Dans le cadre du contexte actuel de pandémie, l’employeur doit également respecter les [recommandations gouvernementales]urlblank:https://www.gouvernement.fr/info-coronavirus  à savoir :

  • privilégier au maximum le télétravail,
  • pour les entreprises indispensables à la vie de la nation autorisées à rester ouvertes : respect des gestes barrière et de distanciation sociale,
  • pour les employés en contact direct avec du public : mettre à disposition un point d’eau ou du gel hydro-alcoolique, gants, masques ou encore par un nettoyage régulier des surfaces en cas de contact prolongé.

 
C’est uniquement dans le cas où l’employeur ne respecte pas toutes ces obligations que le salarié semble légitime à exercer son droit de retrait.
 
Dans ce cas, le salarié n’a aucune obligation de retourner à son poste de travail si le danger grave et imminent persiste.

 

À quoi s’expose un salarié faisant usage du droit de retrait si celui-ci n’est pas valide ?
 
Le Code du travail (L.4131-3 du Code du travail) affirme qu’aucune sanction, aucune retenue de salaire ne peut être prise à l’encontre d’un travailleur ou d’un groupe de travailleurs qui se sont retirés d’une situation de travail dont ils avaient un motif raisonnable de penser qu’elle présentait un danger grave et imminent pour la vie ou pour la santé de chacun d’eux.

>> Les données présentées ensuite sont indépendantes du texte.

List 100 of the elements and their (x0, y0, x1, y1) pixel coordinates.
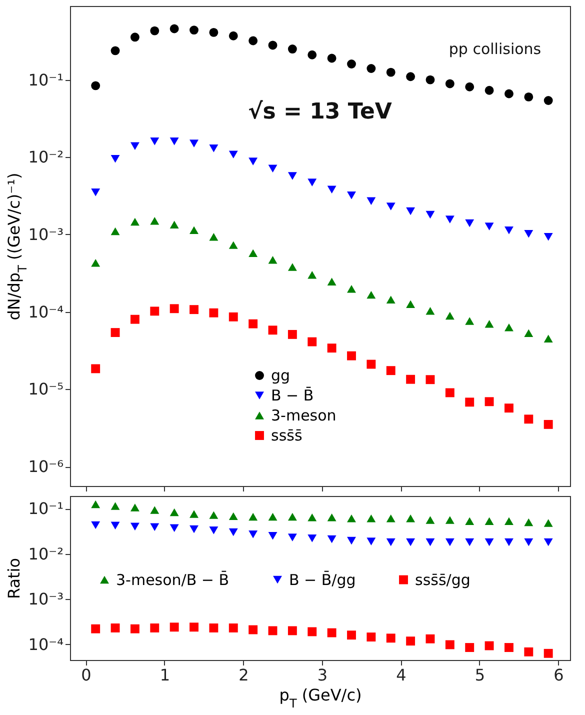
point (150, 306, 160, 316)
point (465, 317, 474, 325)
point (366, 290, 376, 299)
point (190, 26, 198, 34)
point (91, 364, 100, 374)
point (248, 625, 258, 634)
point (110, 502, 120, 510)
legend-label: B − B̄ (271, 386, 314, 404)
point (209, 28, 218, 37)
point (130, 32, 140, 42)
point (110, 623, 120, 632)
point (110, 155, 120, 163)
x-tick-label: 0 (81, 666, 92, 684)
point (170, 137, 179, 146)
x-tick-label: 1 (160, 666, 170, 684)
point (504, 538, 514, 546)
y-tick-label: 10⁻³ (28, 224, 64, 244)
point (91, 500, 100, 508)
point (288, 534, 297, 542)
point (504, 89, 514, 98)
point (524, 647, 534, 656)
point (465, 82, 474, 92)
point (406, 538, 416, 546)
point (327, 344, 336, 353)
point (426, 210, 435, 219)
point (327, 278, 336, 286)
point (288, 263, 297, 271)
x-tick-label: 4 (396, 666, 406, 684)
point (445, 312, 454, 320)
point (524, 538, 534, 546)
point (406, 72, 416, 82)
point (150, 217, 160, 225)
y-tick-label: 10⁻⁴ (28, 634, 64, 654)
point (190, 305, 198, 314)
point (190, 622, 198, 632)
annotation: pp collisions (448, 40, 542, 58)
point (170, 524, 179, 532)
point (228, 241, 238, 249)
annotation: √s = 13 TeV (248, 100, 392, 125)
point (465, 398, 474, 407)
y-tick-label: 10⁻¹ (28, 70, 64, 90)
point (524, 414, 534, 424)
point (91, 624, 100, 634)
point (248, 530, 258, 538)
point (484, 538, 494, 546)
point (484, 641, 494, 650)
point (406, 514, 416, 522)
point (366, 514, 376, 522)
point (110, 328, 120, 338)
point (209, 233, 218, 241)
point (465, 219, 474, 228)
point (524, 518, 534, 526)
point (386, 366, 396, 376)
x-tick-label: 3 (317, 666, 328, 684)
point (228, 512, 238, 520)
point (366, 632, 376, 642)
point (209, 526, 218, 534)
point (308, 337, 317, 346)
point (150, 506, 160, 514)
point (308, 534, 317, 542)
point (445, 79, 454, 88)
legend-label: 3-meson (271, 406, 336, 424)
y-tick-label: 10⁻⁶ (28, 457, 64, 476)
point (544, 420, 553, 429)
point (268, 256, 278, 264)
point (445, 388, 454, 398)
point (228, 150, 238, 158)
point (366, 360, 376, 369)
point (308, 178, 317, 186)
point (544, 233, 553, 241)
point (190, 510, 198, 518)
point (209, 623, 218, 632)
point (484, 397, 494, 406)
point (544, 96, 553, 105)
point (110, 227, 120, 236)
point (209, 511, 218, 519)
point (445, 216, 454, 224)
point (524, 230, 534, 238)
point (110, 46, 120, 56)
point (347, 192, 356, 200)
point (130, 504, 140, 512)
point (465, 643, 474, 652)
y-tick-label: 10⁻⁵ (28, 380, 64, 399)
point (228, 31, 238, 40)
point (504, 226, 514, 234)
point (190, 140, 198, 148)
point (130, 142, 140, 150)
y-tick-label: 10⁻² (28, 544, 64, 564)
point (268, 40, 278, 50)
point (426, 75, 435, 84)
point (150, 26, 160, 36)
point (130, 314, 140, 324)
point (248, 158, 258, 166)
point (465, 517, 474, 525)
point (426, 634, 435, 644)
point (347, 536, 356, 545)
point (484, 222, 494, 230)
point (426, 538, 435, 546)
point (524, 92, 534, 102)
point (288, 330, 297, 339)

Peu importe la durée de ce droit de retrait.
 
C’est uniquement dans le cas où le motif raisonnable n’est pas reconnu par les juges, donc a posteriori, que l’employeur pourra opérer une retenue sur salaire ou appliquer des sanctions disciplinaires, voire le licencier.

 

Quel conseil donneriez-vous à un salarié qui envisage de faire usage de son droit de retrait ?
 
Le droit de retrait n’est pas, et ne doit pas, être automatique ! Il faut faire preuve de prudence !
 
Malgré la situation, le droit demeure et persiste et même si de nombreux dispositifs protègent le salarié dans ce genre de situation, il faut les utiliser à bon escient.
 
Il ne faut également pas confondre droit de retrait et droit de grève : l’exercice du droit de retrait n’a pas pour but des revendications professionnelles telles que des augmentions d’effectif ou de salaires.
 
Prévenez, alertez, communiquez avec votre hiérarchie. Prenez contact avec les représentants du personnel de votre entreprise s’il y en a. Respectez vous-même les gestes barrière.